Deauville : le festival qui n'a pas peur des plateformes américaines

Par @Culturebox
Mis à jour le 23/08/2017 à 11H52, publié le 23/08/2017 à 11H45
Drapeau américain dans les rues de Deauville en septembre 2013

Drapeau américain dans les rues de Deauville en septembre 2013

© Jean-François Lixon

Le 43e festival du Film Américain de Deauville s'ouvrira le 1er septembre 2017 pour se refermer dix jours plus tard après la projection d'une soixantaine de films et la venue de grandes stars comme Woody Harrelson, Laura Dern ou Jeff Goldblum. Contrairement à Cannes, Deauville ne boude pas les plateformes du type Netflix, acteurs devenus majeurs de la création audiovisuelle et cinématographique.

Comme chaque année depuis 43 ans, la saison estivale normande se termine avec une pluie de stars. Deauville accueille son Festival du Cinéma Américain du 1er au 10 septembre. Est-ce le symbole des plages normandes, mais les Américains débarquent en masse chaque année dans la station balnéaire aux célèbres planches et aux cabines de plage attribuées aux grandes figures du cinéma US. C'est ainsi que parmi les grands noms venant faire un tour à Deauville, on pourra croiser Darren Aronofsky, Robert Pattinson ou Michelle Rodriguez dans une ambiance nettement moins guindée et bling bling que Cannes. Voici une petite revue de détail des personnalités qui vont fouler le sable du XXIe arrondissement de Paris, le surnom de Deauville.

Reportage : France 3 Normandie J. Perrotte / B. Goulet / F. Hauville

Pas de polémique autour de Netflix

Le festival du Cinéma Américain de Deauville s'apprête à présenter soixante films, dont quatorze en compétition, et pour certains distribués par des plateformes comme Netlix, au coeur d'une polémique au printemps dernier sur la Croisette. 
La plateforme avait annoncé qu'elle ne sortirait pas dans les salles de cinéma "Okja" et "The Meyerowitz Stories", ses deux films sélectionnés par le 70e Festival de Cannes, refusant d'attendre le délai de trois ans imposé par la réglementation française pour qu'ils puissent être visibles sur sa plateforme.

La France, pays où il reste encore des salles

L'équipe dirigeante de Cannes, Thierry Frémaux en tête, avait refusé que soient primés ces films dont les producteurs ne prévoient qu'une diffusion par Internet. "Je vois bien qu’il serait problématique si la Palme d’or ne sortait pas en salle. Eh bien, peut-être que cela permettrait précisément à dire que c’est beau d’être dans un pays où il y a des salles." affirmait ainsi le délégué général du festival de Cannes en mai dernier dans une interview à RFI.
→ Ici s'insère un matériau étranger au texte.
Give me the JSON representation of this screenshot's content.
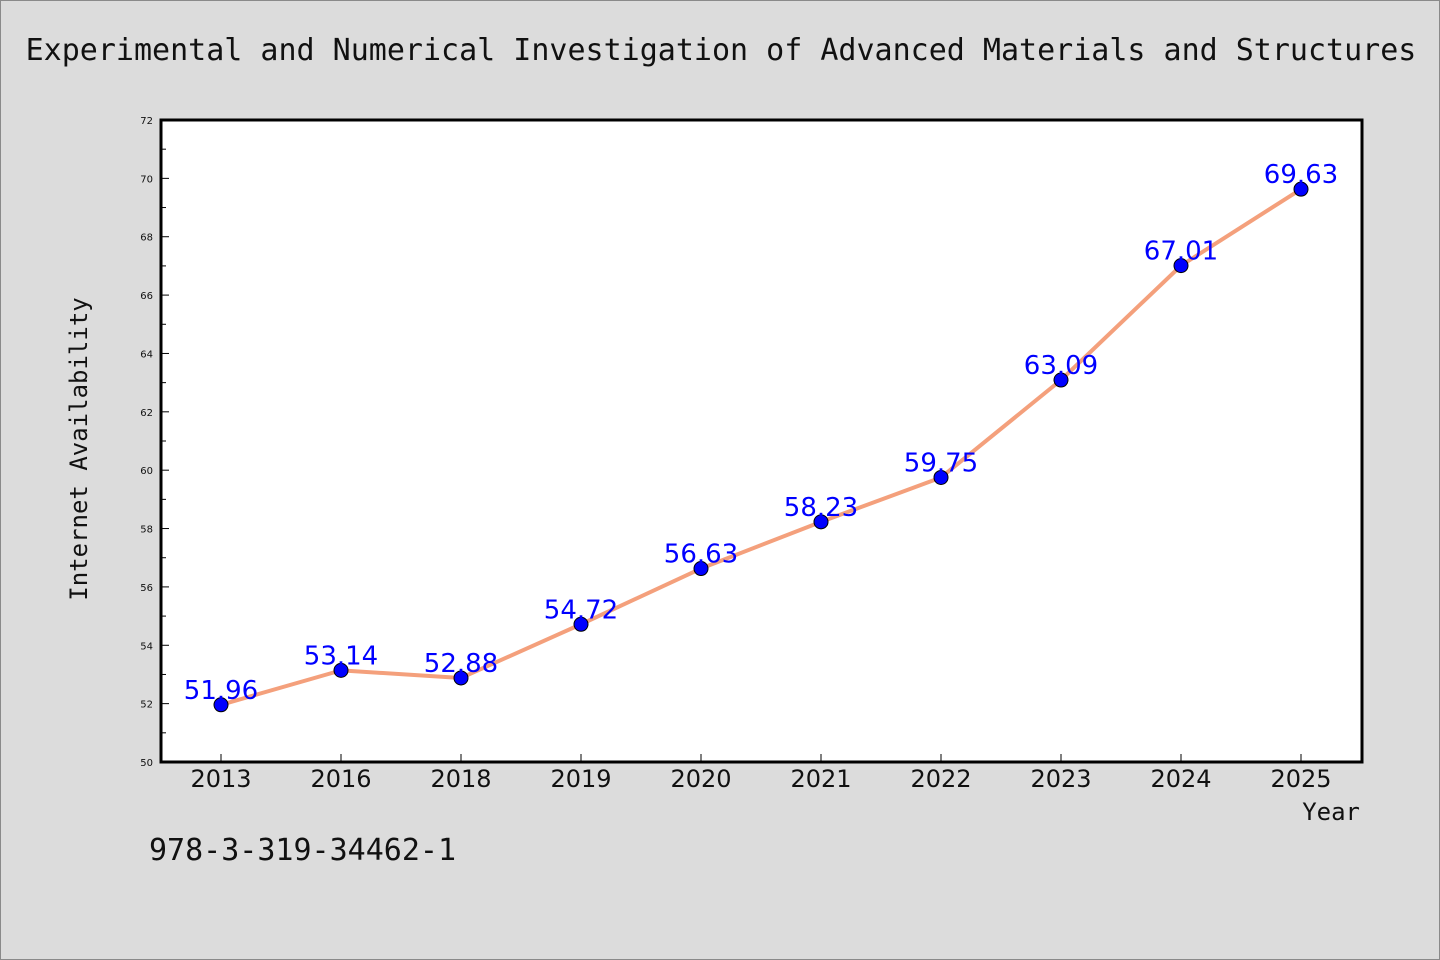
{
  "footnote": "978-3-319-34462-1",
  "colors": {
    "background": "#dcdcdc",
    "plot_background": "#ffffff",
    "line": "#f4a07c",
    "marker": "#0000ff",
    "data_label": "#0000ff",
    "axis": "#000000"
  },
  "chart_data": {
    "type": "line",
    "title": "Experimental and Numerical Investigation of Advanced Materials and Structures",
    "xlabel": "Year",
    "ylabel": "Internet Availability",
    "categories": [
      "2013",
      "2016",
      "2018",
      "2019",
      "2020",
      "2021",
      "2022",
      "2023",
      "2024",
      "2025"
    ],
    "series": [
      {
        "values": [
          51.96,
          53.14,
          52.88,
          54.72,
          56.63,
          58.23,
          59.75,
          63.09,
          67.01,
          69.63
        ],
        "data_labels": [
          "51.96",
          "53.14",
          "52.88",
          "54.72",
          "56.63",
          "58.23",
          "59.75",
          "63.09",
          "67.01",
          "69.63"
        ]
      }
    ],
    "ylim": [
      50,
      72
    ],
    "yticks": [
      "50",
      "52",
      "54",
      "56",
      "58",
      "60",
      "62",
      "64",
      "66",
      "68",
      "70",
      "72"
    ],
    "grid": false,
    "legend": "none",
    "marker": "circle"
  }
}
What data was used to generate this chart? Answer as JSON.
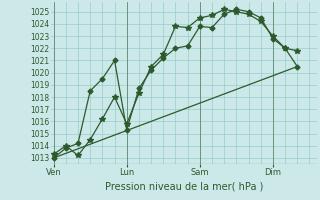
{
  "background_color": "#cce8e8",
  "grid_color": "#99cccc",
  "line_color": "#2d5a2d",
  "title": "Pression niveau de la mer( hPa )",
  "ylim": [
    1012.5,
    1025.8
  ],
  "yticks": [
    1013,
    1014,
    1015,
    1016,
    1017,
    1018,
    1019,
    1020,
    1021,
    1022,
    1023,
    1024,
    1025
  ],
  "xtick_labels": [
    "Ven",
    "Lun",
    "Sam",
    "Dim"
  ],
  "xtick_positions": [
    0,
    3,
    6,
    9
  ],
  "vline_positions": [
    0,
    3,
    6,
    9
  ],
  "line1_x": [
    0,
    0.5,
    1.0,
    1.5,
    2.0,
    2.5,
    3.0,
    3.5,
    4.0,
    4.5,
    5.0,
    5.5,
    6.0,
    6.5,
    7.0,
    7.5,
    8.0,
    8.5,
    9.0,
    9.5,
    10.0
  ],
  "line1_y": [
    1013.0,
    1013.8,
    1014.2,
    1018.5,
    1019.5,
    1021.0,
    1015.3,
    1018.7,
    1020.2,
    1021.2,
    1022.0,
    1022.2,
    1023.8,
    1023.7,
    1024.8,
    1025.2,
    1025.0,
    1024.5,
    1022.8,
    1022.0,
    1020.5
  ],
  "line2_x": [
    0,
    0.5,
    1.0,
    1.5,
    2.0,
    2.5,
    3.0,
    3.5,
    4.0,
    4.5,
    5.0,
    5.5,
    6.0,
    6.5,
    7.0,
    7.5,
    8.0,
    8.5,
    9.0,
    9.5,
    10.0
  ],
  "line2_y": [
    1013.3,
    1014.0,
    1013.2,
    1014.5,
    1016.2,
    1018.0,
    1015.8,
    1018.3,
    1020.5,
    1021.5,
    1023.8,
    1023.7,
    1024.5,
    1024.7,
    1025.2,
    1025.0,
    1024.8,
    1024.2,
    1023.0,
    1022.0,
    1021.8
  ],
  "line3_x": [
    0,
    10.0
  ],
  "line3_y": [
    1013.0,
    1020.5
  ],
  "xlim": [
    -0.1,
    10.8
  ]
}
Prendre en compte la dématérialisation

"Nous vivons aujourd'hui une grande révolution avec la dématérialisation des films, créant de nouvelles conditions économiques et artistiques de diffusion des oeuvres", a déclaré de son côté Bruno Barde, directeur de la programmation du festival de Deauville, au cours d'une conférence de presse.
 
Seront ainsi présentés à Deauville en compétition cette année "Sweet Virginia", de Jamie M. Dagg, distribué en e-cinéma par Netflix, et "The bachelors" de Kurt Voelker, diffusé sur E.Cinema.com.
Hors compétition, Deauville va proposer "The only living boy in New York" de Marc Webb, produit par Amazon, "Kidnap" de Luis Prieto distribué par TF1, et "47 meters down" de Johannes Roberts, diffusé par Wild side, éditeur français indépendant de DVD et Blu-Ray.
 

Ouvert aux nouveautés

Pour sa part, le festival normand se dit ouvert à toutes les nouveautés : il rappelle qu'il avait créé dès 1998 une section documentaire et qu'en 2010, il avait accueilli des séries télévisées.
"Cependant, à Deauville, la loi artistique prime et qu'importe le flacon pourvu qu'on ait l'ivresse", a affirmé le directeur artistique.